While you’re playing Oil Rush, a naval themed RTS, you can press the “F” key and the camera will supposedly fly around and show you cool stuff. This isn’t a unique feature — Petroglyph’s RTSs do the action camera particularly well — but it gets at the heart of the main problem with Oil Rush. Namely, that you might as well watch ships, because there’s not much else to do.
After the jump, you go there
Speaking of not unique, Oil Rush’s basic gameplay is familiar if you’ve ever played a node-based game like Eufloria or Galcon Labs. The idea is that you don’t have to mess with units or maneuvering, because your interaction is limited to sending automatically spawned units to nodes, where they do their own thing, freeing you up to send other units to other nodes. It’s a sort of minimalist response to RTS bloat, and sometimes it works wonderfully. I cannot recommend the strangely relaxing Eufloria enough.
What Oil Rush brings to this small and often simple table is a fancy graphics engine. It’s a nice enough looking post-apocalyptic waterworld, but it’s lacking any personality. Some of the screenshots make it look like Anno 2070, but that doesn’t bear up when the game gets going. Anno 2070 is brimming with charm and activity, with gorgeous lighting and a sense of ecology. Oil Rush is mainly just static settings with ships and planes zipping about. Some of them blow up from time to time.

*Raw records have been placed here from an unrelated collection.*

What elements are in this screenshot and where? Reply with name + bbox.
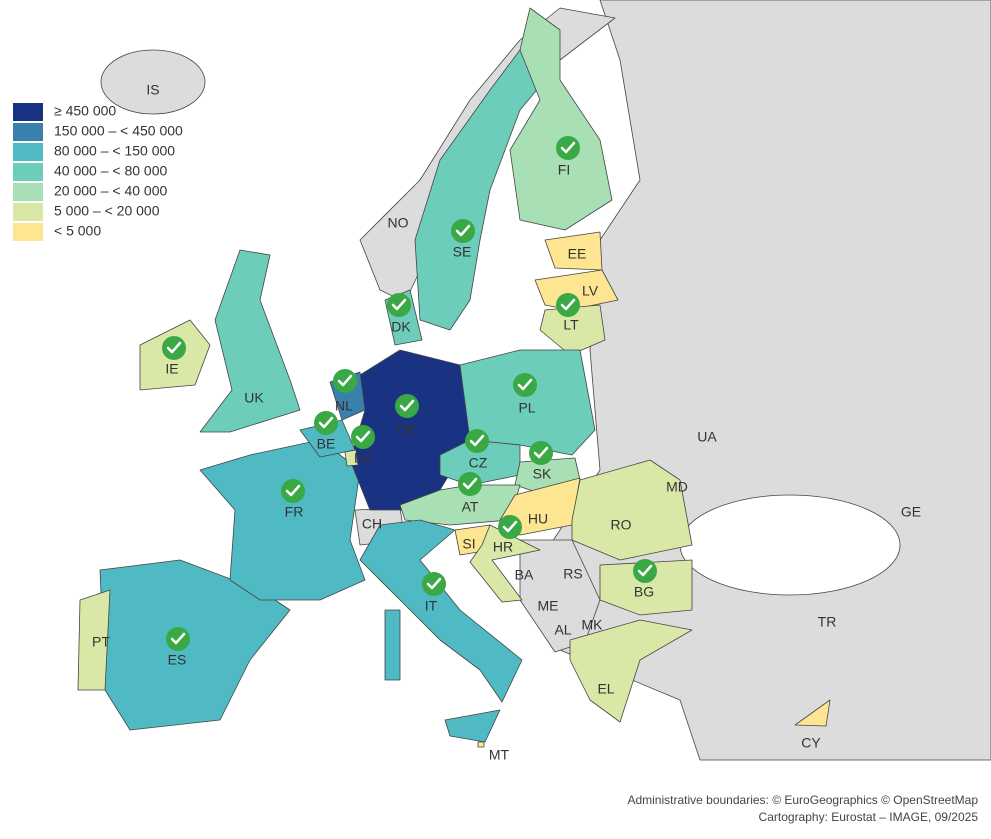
greece	[569, 619, 693, 723]
spain	[99, 559, 291, 731]
legend-swatch	[13, 143, 43, 161]
country-label: LV	[582, 283, 599, 299]
bulgaria	[599, 559, 693, 616]
legend-swatch	[13, 223, 43, 241]
check-icon	[285, 484, 301, 497]
country-label: FI	[558, 162, 570, 178]
malta	[477, 741, 485, 748]
check-icon	[399, 399, 415, 412]
country-label: BG	[634, 584, 654, 600]
country-label: MT	[489, 747, 510, 763]
country-label: HU	[528, 511, 548, 527]
country-label: UK	[244, 390, 264, 406]
country-label: EE	[568, 246, 587, 262]
country-labels: IS NO SE FI EE LV LT DK IE UK NL DE PL BE LU CZ SK UA MD FR…	[92, 82, 921, 763]
sardinia	[384, 609, 401, 681]
country-label: NL	[335, 398, 353, 414]
uk	[199, 249, 301, 433]
country-label: LU	[354, 450, 372, 466]
check-icon	[462, 477, 478, 490]
country-label: EL	[597, 681, 614, 697]
check-icon	[337, 374, 353, 387]
check-icon	[560, 141, 576, 154]
black-sea	[679, 494, 901, 596]
country-label: CH	[362, 516, 382, 532]
luxembourg	[344, 449, 359, 467]
check-icon	[170, 632, 186, 645]
check-icon	[637, 564, 653, 577]
legend-label: ≥ 450 000	[54, 103, 116, 119]
country-label: BE	[317, 436, 336, 452]
country-label: IS	[146, 82, 159, 98]
country-label: MD	[666, 479, 688, 495]
credit: Administrative boundaries: © EuroGeograp…	[627, 793, 978, 807]
check-icon	[469, 434, 485, 447]
country-label: FR	[285, 504, 304, 520]
legend-label: < 5 000	[54, 223, 101, 239]
legend-swatch	[13, 183, 43, 201]
sicily	[444, 709, 501, 743]
latvia	[534, 269, 619, 311]
legend-swatch	[13, 163, 43, 181]
country-label: AT	[462, 499, 479, 515]
country-label: UA	[697, 429, 717, 445]
finland	[509, 7, 613, 231]
italy	[359, 519, 523, 703]
country-label: SE	[453, 244, 472, 260]
legend-label: 40 000 – < 80 000	[54, 163, 167, 179]
legend-label: 80 000 – < 150 000	[54, 143, 175, 159]
country-label: HR	[493, 539, 513, 555]
portugal	[77, 589, 111, 691]
legend-swatch	[13, 103, 43, 121]
legend-swatch	[13, 123, 43, 141]
cyprus	[794, 699, 831, 727]
country-label: PT	[92, 634, 110, 650]
country-label: ES	[168, 652, 187, 668]
sweden	[414, 49, 546, 331]
country-label: LT	[563, 317, 579, 333]
check-icon	[502, 520, 518, 533]
country-label: IE	[165, 361, 178, 377]
credit: Cartography: Eurostat – IMAGE, 09/2025	[759, 810, 979, 824]
country-label: AL	[554, 622, 571, 638]
check-icon	[426, 577, 442, 590]
check-icon	[455, 224, 471, 237]
check-icon	[517, 378, 533, 391]
legend-swatch	[13, 203, 43, 221]
legend-label: 20 000 – < 40 000	[54, 183, 167, 199]
country-label: BA	[515, 567, 534, 583]
country-label: SK	[533, 466, 552, 482]
lithuania	[539, 304, 606, 356]
france	[199, 439, 366, 601]
legend: ≥ 450 000 150 000 – < 450 000 80 000 – < 1…	[13, 103, 183, 241]
romania	[571, 459, 693, 561]
country-label: RS	[563, 566, 582, 582]
country-label: IT	[425, 598, 438, 614]
check-icon	[560, 298, 576, 311]
check-icon	[391, 298, 407, 311]
country-label: DE	[397, 421, 416, 437]
country-label: CY	[801, 735, 821, 751]
country-label: MK	[582, 617, 604, 633]
croatia	[469, 524, 541, 603]
check-icon	[533, 446, 549, 459]
country-label: PL	[518, 400, 535, 416]
check-icon	[166, 341, 182, 354]
check-icon	[318, 416, 334, 429]
legend-label: 5 000 – < 20 000	[54, 203, 160, 219]
country-label: NO	[388, 215, 409, 231]
iceland	[100, 49, 206, 115]
check-icon	[355, 430, 371, 443]
country-label: SI	[462, 536, 475, 552]
legend-label: 150 000 – < 450 000	[54, 123, 183, 139]
country-label: CZ	[469, 455, 488, 471]
country-label: ME	[538, 598, 559, 614]
country-label: TR	[818, 614, 837, 630]
country-label: GE	[901, 504, 921, 520]
country-label: RO	[611, 517, 632, 533]
country-label: DK	[391, 319, 411, 335]
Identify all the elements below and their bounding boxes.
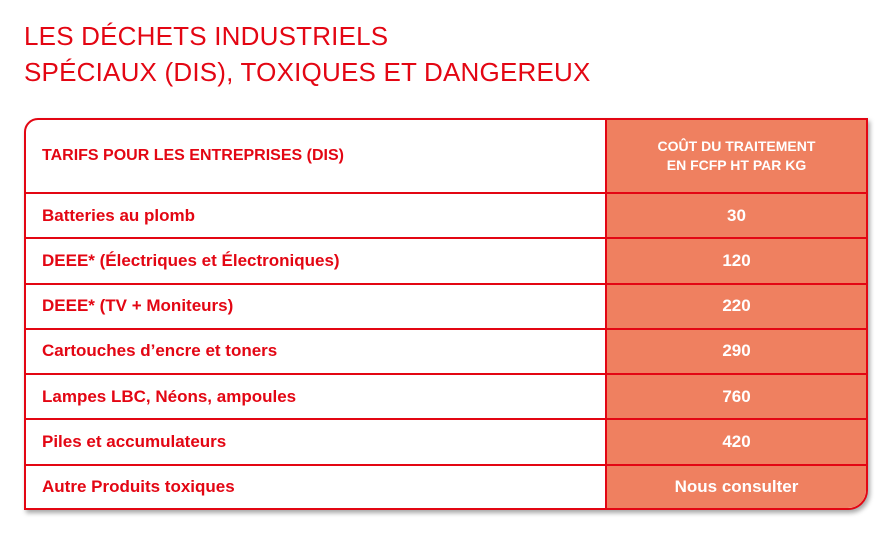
title-line-1: LES DÉCHETS INDUSTRIELS xyxy=(24,21,389,51)
row-value: 760 xyxy=(605,373,866,421)
pricing-table: TARIFS POUR LES ENTREPRISES (DIS) COÛT D… xyxy=(24,118,868,510)
row-label: Autre Produits toxiques xyxy=(26,463,607,508)
row-value: 420 xyxy=(605,418,866,466)
title-line-2: SPÉCIAUX (DIS), TOXIQUES ET DANGEREUX xyxy=(24,57,591,87)
header-cost-line-2: EN FCFP HT PAR KG xyxy=(666,157,807,173)
row-label: Piles et accumulateurs xyxy=(26,418,607,466)
row-label: DEEE* (Électriques et Électroniques) xyxy=(26,237,607,285)
page-title: LES DÉCHETS INDUSTRIELS SPÉCIAUX (DIS), … xyxy=(24,18,591,90)
row-value: 220 xyxy=(605,282,866,330)
row-value: 290 xyxy=(605,327,866,376)
row-label: DEEE* (TV + Moniteurs) xyxy=(26,282,607,330)
table-row: Piles et accumulateurs 420 xyxy=(26,418,866,466)
row-value: 120 xyxy=(605,237,866,285)
table-row: Lampes LBC, Néons, ampoules 760 xyxy=(26,373,866,421)
row-label: Batteries au plomb xyxy=(26,191,607,240)
header-cost-line-1: COÛT DU TRAITEMENT xyxy=(657,138,816,154)
header-category: TARIFS POUR LES ENTREPRISES (DIS) xyxy=(26,120,607,194)
row-value: Nous consulter xyxy=(605,463,866,508)
table-header-row: TARIFS POUR LES ENTREPRISES (DIS) COÛT D… xyxy=(26,120,866,194)
table-row: DEEE* (Électriques et Électroniques) 120 xyxy=(26,237,866,285)
header-cost: COÛT DU TRAITEMENT EN FCFP HT PAR KG xyxy=(605,120,866,194)
table-row: Autre Produits toxiques Nous consulter xyxy=(26,463,866,508)
table-row: DEEE* (TV + Moniteurs) 220 xyxy=(26,282,866,330)
table-row: Cartouches d’encre et toners 290 xyxy=(26,327,866,376)
row-label: Lampes LBC, Néons, ampoules xyxy=(26,373,607,421)
row-label: Cartouches d’encre et toners xyxy=(26,327,607,376)
table-row: Batteries au plomb 30 xyxy=(26,191,866,240)
row-value: 30 xyxy=(605,191,866,240)
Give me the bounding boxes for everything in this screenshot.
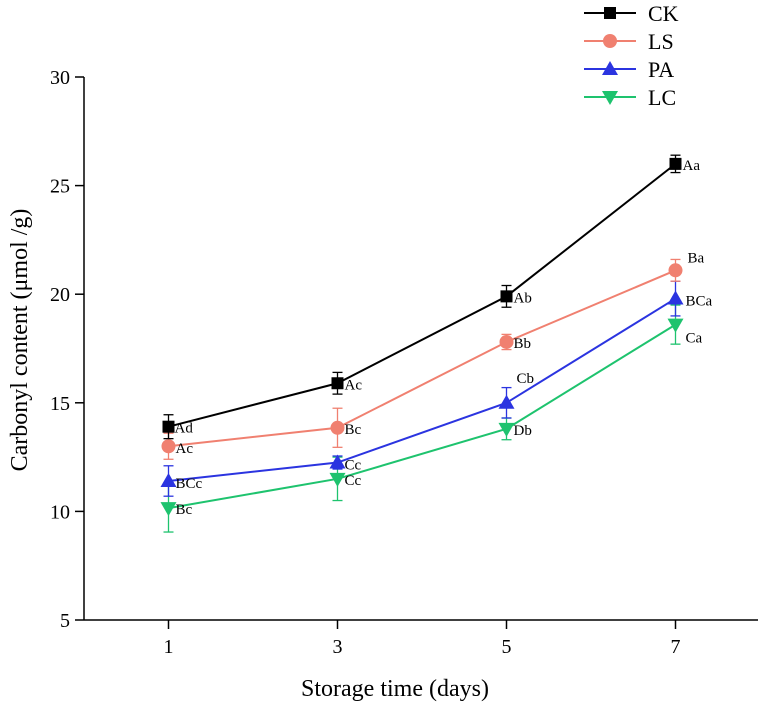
y-tick-label: 20 [50, 284, 70, 306]
data-point-LC [498, 422, 515, 437]
data-label: Cb [517, 371, 535, 387]
legend: CK LS PA LC [584, 1, 679, 110]
series-line-PA [168, 297, 677, 482]
y-tick-label: 5 [60, 610, 70, 632]
x-ticks: 1 3 5 7 [164, 620, 681, 658]
data-point-LC [329, 472, 346, 487]
plot-area: Bc Cc Db Ca BCc Cc Cb BCa Ac Bc Bb Ba Ad Ac Ab Aa [160, 154, 713, 533]
legend-item-CK: CK [584, 1, 679, 26]
data-point-CK [669, 157, 682, 170]
legend-marker [604, 7, 616, 19]
data-label: Ca [686, 331, 703, 347]
data-point-LS [668, 263, 683, 278]
series-line-LS [168, 269, 676, 448]
x-tick-label: 3 [333, 636, 343, 658]
data-label: BCa [686, 294, 713, 310]
y-tick-label: 30 [50, 67, 70, 89]
data-point-LC [160, 502, 177, 517]
x-axis-title: Storage time (days) [301, 676, 489, 702]
legend-marker [603, 34, 617, 48]
data-label: Ad [175, 421, 194, 437]
legend-label: LS [648, 29, 674, 54]
y-tick-label: 25 [50, 176, 70, 198]
axes [83, 77, 758, 621]
x-tick-label: 7 [671, 636, 681, 658]
data-point-LS [499, 334, 514, 349]
data-point-CK [331, 377, 344, 390]
data-label: Ba [688, 250, 705, 266]
legend-item-LS: LS [584, 29, 674, 54]
data-label: Db [514, 423, 532, 439]
data-label: BCc [176, 476, 203, 492]
data-label: Ac [176, 441, 194, 457]
x-tick-label: 1 [164, 636, 174, 658]
data-point-LC [667, 318, 684, 333]
data-label: Bc [176, 502, 193, 518]
y-tick-label: 15 [50, 393, 70, 415]
data-point-LS [330, 420, 345, 435]
data-point-PA [667, 290, 684, 305]
y-axis-title: Carbonyl content (μmol /g) [7, 209, 33, 472]
series-PA: BCc Cc Cb BCa [160, 280, 713, 497]
data-label: Bb [514, 336, 532, 352]
legend-label: CK [648, 1, 679, 26]
y-ticks: 5 10 15 20 25 30 [50, 67, 84, 632]
data-point-PA [329, 454, 346, 469]
legend-item-PA: PA [584, 57, 674, 82]
series-line-CK [168, 163, 677, 428]
data-point-LS [161, 439, 176, 454]
series-line-LC [168, 323, 677, 510]
data-label: Cc [345, 473, 362, 489]
y-tick-label: 10 [50, 501, 70, 523]
series-LS: Ac Bc Bb Ba [161, 250, 705, 460]
legend-label: LC [648, 85, 676, 110]
data-label: Aa [683, 158, 701, 174]
series-LC: Bc Cc Db Ca [160, 304, 703, 533]
data-point-CK [162, 420, 175, 433]
legend-label: PA [648, 57, 674, 82]
data-label: Ab [514, 290, 532, 306]
data-label: Ac [345, 377, 363, 393]
data-point-CK [500, 290, 513, 303]
series-CK: Ad Ac Ab Aa [162, 154, 701, 440]
legend-item-LC: LC [584, 85, 676, 110]
data-label: Cc [345, 458, 362, 474]
legend-marker [602, 61, 618, 75]
legend-marker [602, 91, 618, 105]
x-tick-label: 5 [502, 636, 512, 658]
data-label: Bc [345, 422, 362, 438]
data-point-PA [160, 472, 177, 487]
data-point-PA [498, 394, 515, 409]
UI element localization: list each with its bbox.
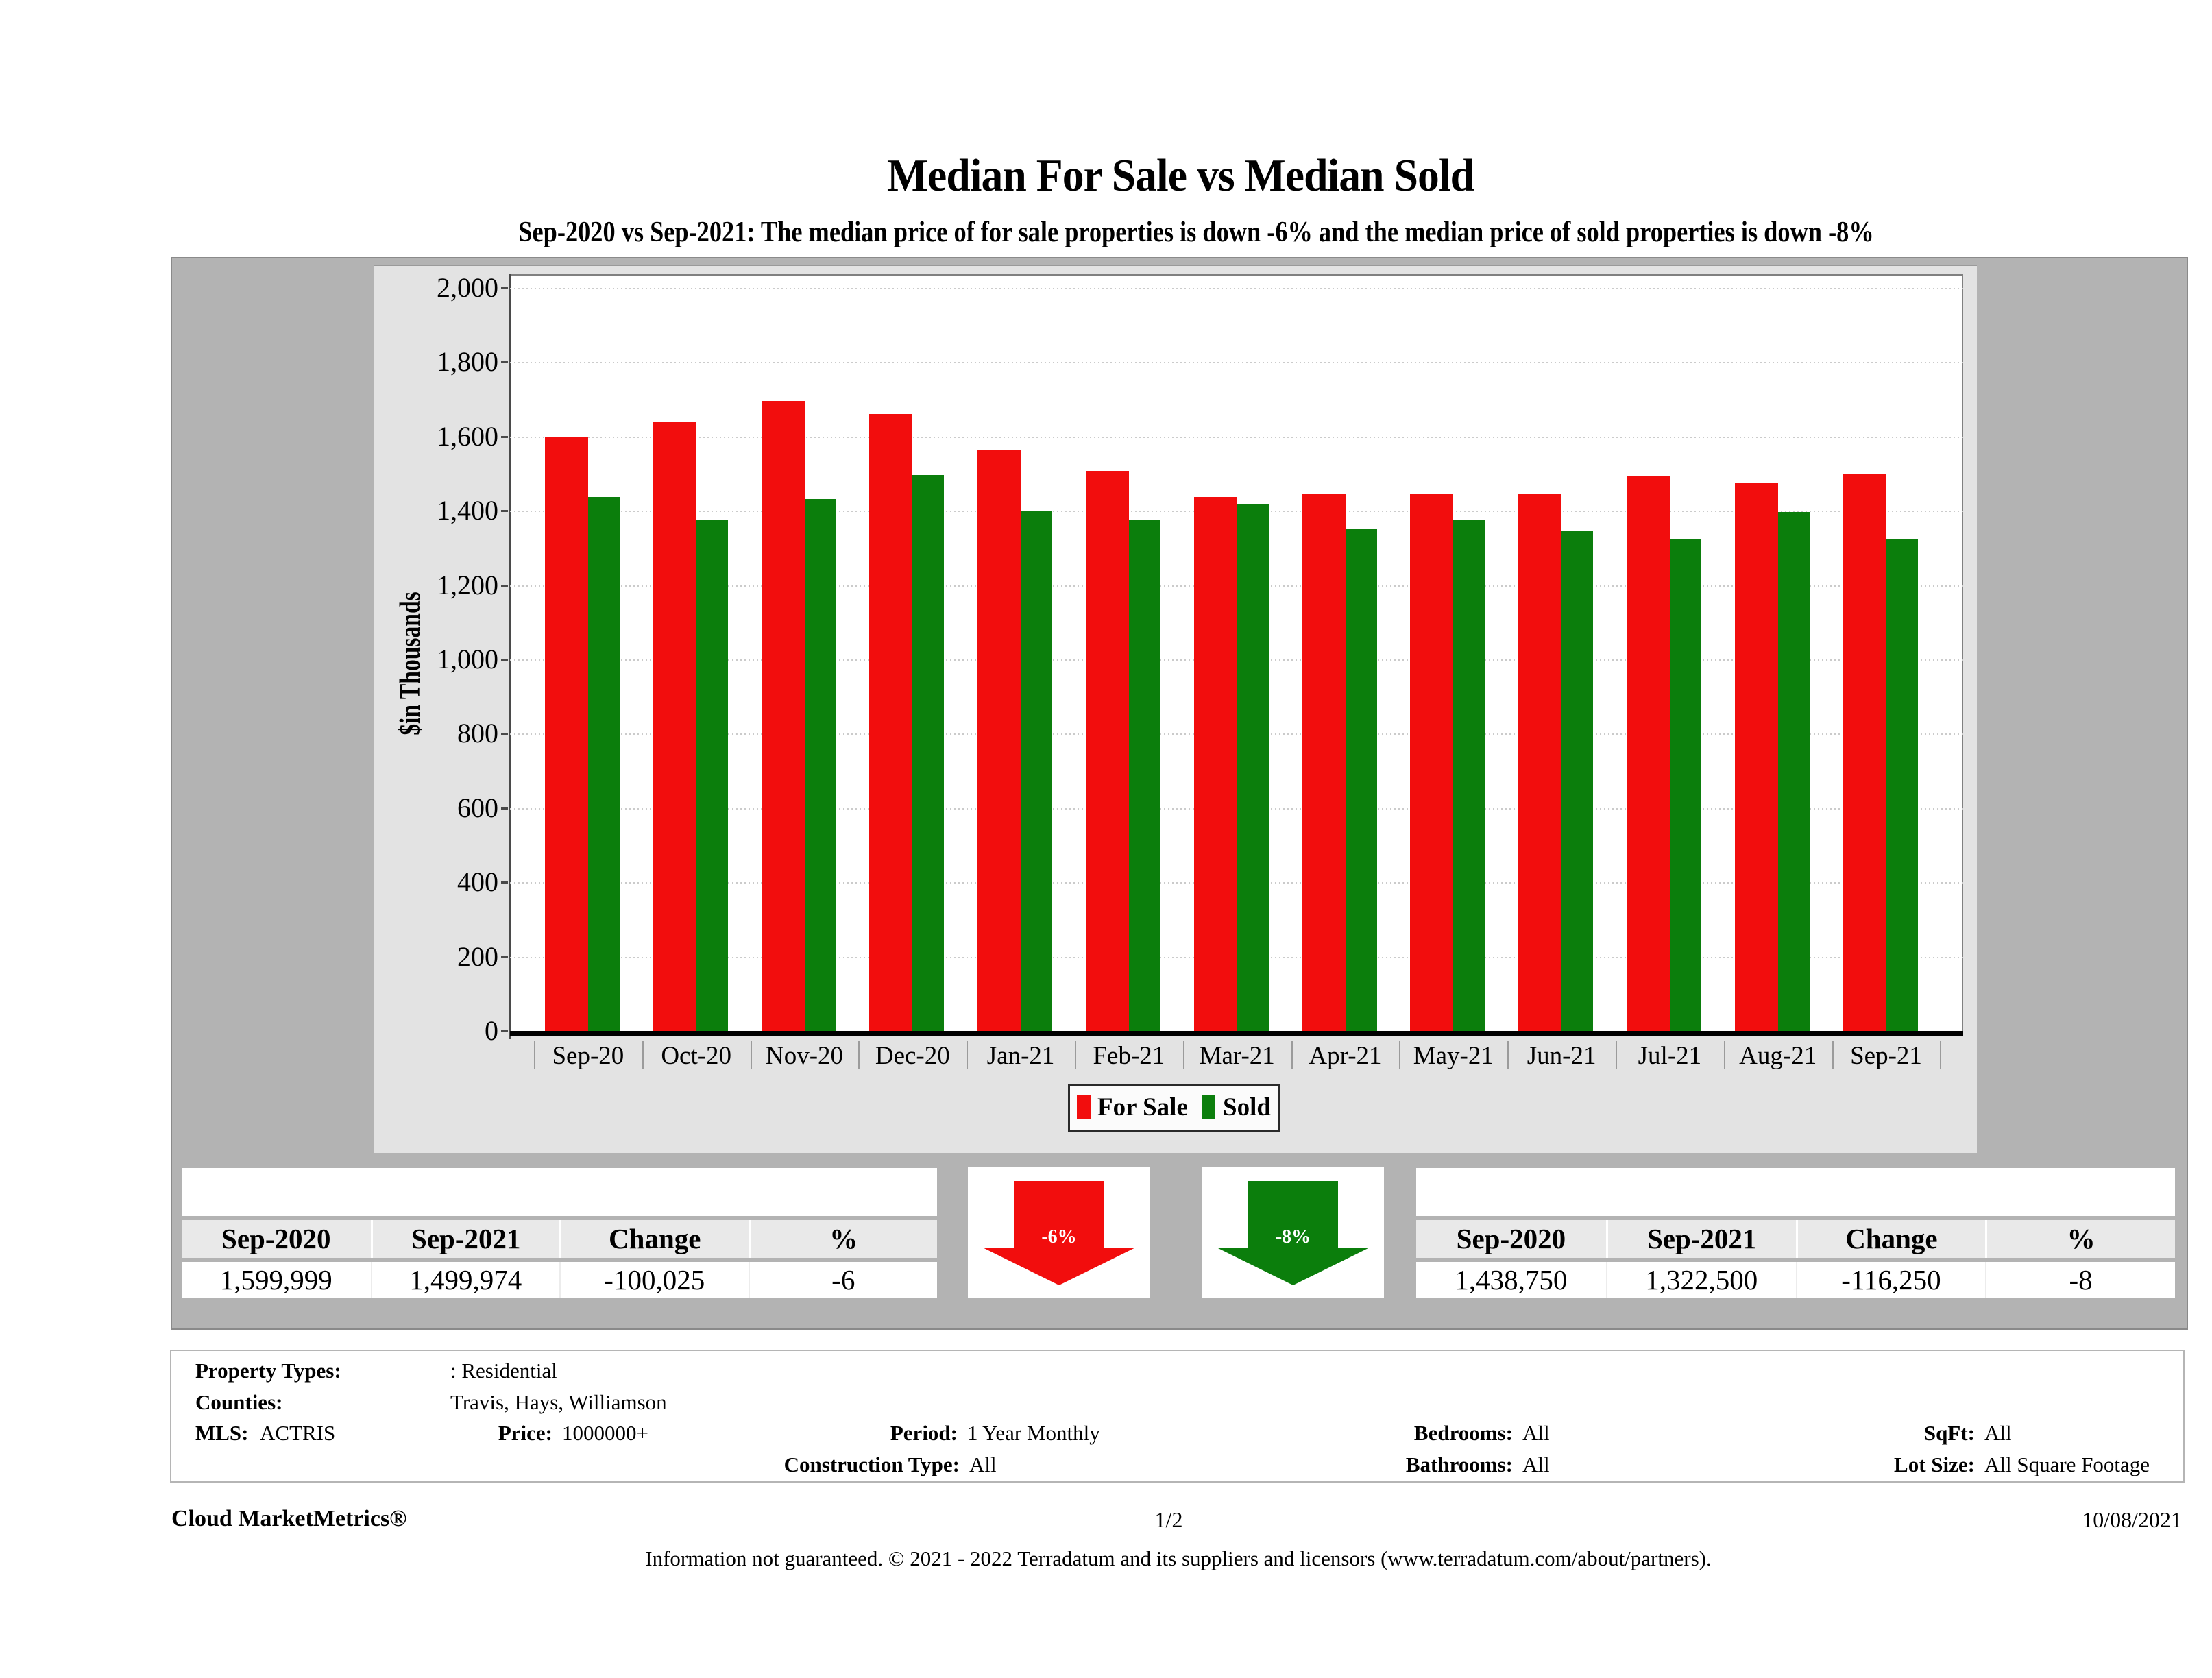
svg-text:-6%: -6% (1041, 1226, 1076, 1248)
svg-text:-8%: -8% (1276, 1226, 1311, 1248)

Not that the developers aren’t trying to give it personality. The single-player campaign has talking heads talking at each other and rickety zeppelins that only appear in the campaign. But it’s an RTS campaign at its worst, consisting of canned scenarios with the odds stacked against you and cutscenes that presume you care about a story. Compare this to Unstoppable Gorg, another recent indie strategy game with similarly fancy production values and an enormous amount of character. Oil Rush has all the lack of personality and soullessness of a AAA release from, say, Electronic Arts.
As a skirmish game against the AI or a multiplayer game, it fares a bit better. You don’t train or buy units. Your army is strictly a product of capturing platforms and letting them churn out their designated units until you hit your unit limit. By fighting with these units, you earn tech points to spend on a modest tech tree. You can capture resource nodes for money to build static defenses and use your tech tree powers. Repeat until you’ve won.
For the most part, Oil Rush is about managing traffic. You guys go here. You guys go there. You new guys catch up already and go here. You guys wait for a little bit. Okay, now you go. These stray guys back here go there. Everyone go here. It’s almost entirely played in the minimap, with oddly finicky options to select which units you’re sending, and whether you want to send all, half, or a quarter of them. Wait a minute, with all this mucking about to try to send a single jetski to take an undefended platform across the map, why can’t I just select and control my units like I do in a normal RTS? Isn’t the point of these node-based game avoiding this sort of persnickety stuff?
Oil Rush wants to have its cake and eat it too, suspended awkwardly between a full RTS and a pared-down node-based game, with a foot and a couple of fingers in either camp. For instance, it has a strangely conventional interplay of unit types and static defenses. A soft rock/paper/scissors system dictates which units and defenses beat which units or defenses, with values that can be tweaked using the tech tree. If you want to game this — and you should — you have to manually check enemy defenses by eyeballing them in the main view and then calculating which units you’ll send to counter them. For a game presumably based on sidestepping micromanagement, Oil Rush doesn’t do a very good job sidestepping micromanagement.
And on a larger level, it all comes down to one word: snowballing. Because units are strictly a function of how many platforms you own, this is a game that ends long before it ends. Some of the map layouts encourage different strategies or alternate victory conditions, like sending aircraft over barriers or accumulating a set amount of oil to win. You can get some nifty cat-and-mouse going when you’re playing against other humans, and the tech tree has a few superunits or abilities that feel oddly balanced. Why would I waste my resources nuking the enemy when I can instead use the resources to get powerful persistent new units in my army?
But for the most part, this is a game about running around for five minutes and then a long grind of the winner winning until he wins while the loser loses. Press “F” to watch.